Hoy, al final del trayecto, un huracán interior alteraba su espíritu y tenía la certeza de que una terrible crisis se abatiría sobre la vieja Europa. El anuncio de una catástrofe de grandes dimensiones amenaza el futuro de la democracia en el continente; nuevamente el nacionalismo de rebaño se oponía a la integración de los pueblos en un proyecto común que garantizase el uso racional de los escasos recursos de un planeta exangüe por la avaricia de un capitalismo consumista y sectario. El espectro se estremeció, sus entrañas percibieron los crujidos que producía la caída de un gigantesco edificio construido con la sangre y el sudor de cientos de años de explotación del hombre por el hombre. Sintió una formidable tensión y una bandada de pájaros anunció el comienzo de una gran catástrofe; sintió frío y apuró, en la medida de lo posible, el paso tratando de alcanzar el refugio de su morada.
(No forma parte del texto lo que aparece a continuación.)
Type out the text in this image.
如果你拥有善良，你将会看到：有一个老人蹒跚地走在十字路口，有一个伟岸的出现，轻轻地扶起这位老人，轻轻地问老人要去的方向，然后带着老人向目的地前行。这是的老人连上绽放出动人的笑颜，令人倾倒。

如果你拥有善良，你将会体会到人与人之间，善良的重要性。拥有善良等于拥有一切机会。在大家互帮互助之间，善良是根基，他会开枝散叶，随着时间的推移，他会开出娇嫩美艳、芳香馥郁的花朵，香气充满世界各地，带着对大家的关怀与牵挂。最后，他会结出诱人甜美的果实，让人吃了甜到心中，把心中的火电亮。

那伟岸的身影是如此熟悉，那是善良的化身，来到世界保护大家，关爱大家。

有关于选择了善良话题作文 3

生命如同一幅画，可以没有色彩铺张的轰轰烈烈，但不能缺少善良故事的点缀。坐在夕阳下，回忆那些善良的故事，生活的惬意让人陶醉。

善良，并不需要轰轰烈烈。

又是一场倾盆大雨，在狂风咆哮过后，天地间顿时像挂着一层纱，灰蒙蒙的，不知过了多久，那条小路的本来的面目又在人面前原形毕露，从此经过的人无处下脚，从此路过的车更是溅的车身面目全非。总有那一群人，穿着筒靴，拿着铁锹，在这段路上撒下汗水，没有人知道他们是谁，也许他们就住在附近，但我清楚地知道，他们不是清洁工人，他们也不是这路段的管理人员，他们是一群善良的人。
Profundamente fatigado, entró en su vivienda, comprobó que sus seres queridos dormían plácidamente ajenos a la incertidumbre de un próximo futuro. Se removió en su asiento al leer la prensa; los diarios dedicaban un amplio espacio a noticias rutinarias que se repetían como si el despertar de la marmota dependiera del beso de un príncipe azul. Pero un artículo de opinión firmado por un viejo y respetable político alertaba de la fragilidad de Europa, convertida física y políticamente en un apéndice peninsular del gran continente Euroasiático: el envejecimiento de su ya mermada población, el auge de la extrema derecha, la apatía de amplias capas sociales, la intolerancia con las minorías étnicas, la caída de la riqueza y la huida hacia la nada de los más jóvenes, la convertían en presa fácil del emergente poderío chino. La historia se repetía una vez más. Roma sucumbió víctima de la putrefacción de sus costumbres y de la incapacidad de sus dirigentes. El imperio otomano se fraccionó por la intransigencia y el terror que aplicó a los pueblos que vivían bajo su dominio, el imperio español se desintegró por la ineptitud y la corrupción de su nobleza… El Viejo Milenario arrojó el diario lejos de su alcance y sintió en su interior el demonio de la intranquilidad que le arrastraba como las aguas de un torrente imparable hacia una depresión letal; recordó la frase que había repetido incansablemente en su gélido paseo, lo que le permitió serenarse. Es en su exterior donde ve acentuada su inquietud. Teme por los suyos, porque en el fondo de su alma comprueba que los espíritus caseros viven satisfechos; cerró los ojos, recordó su infancia y en aquel instante rozó la felicidad.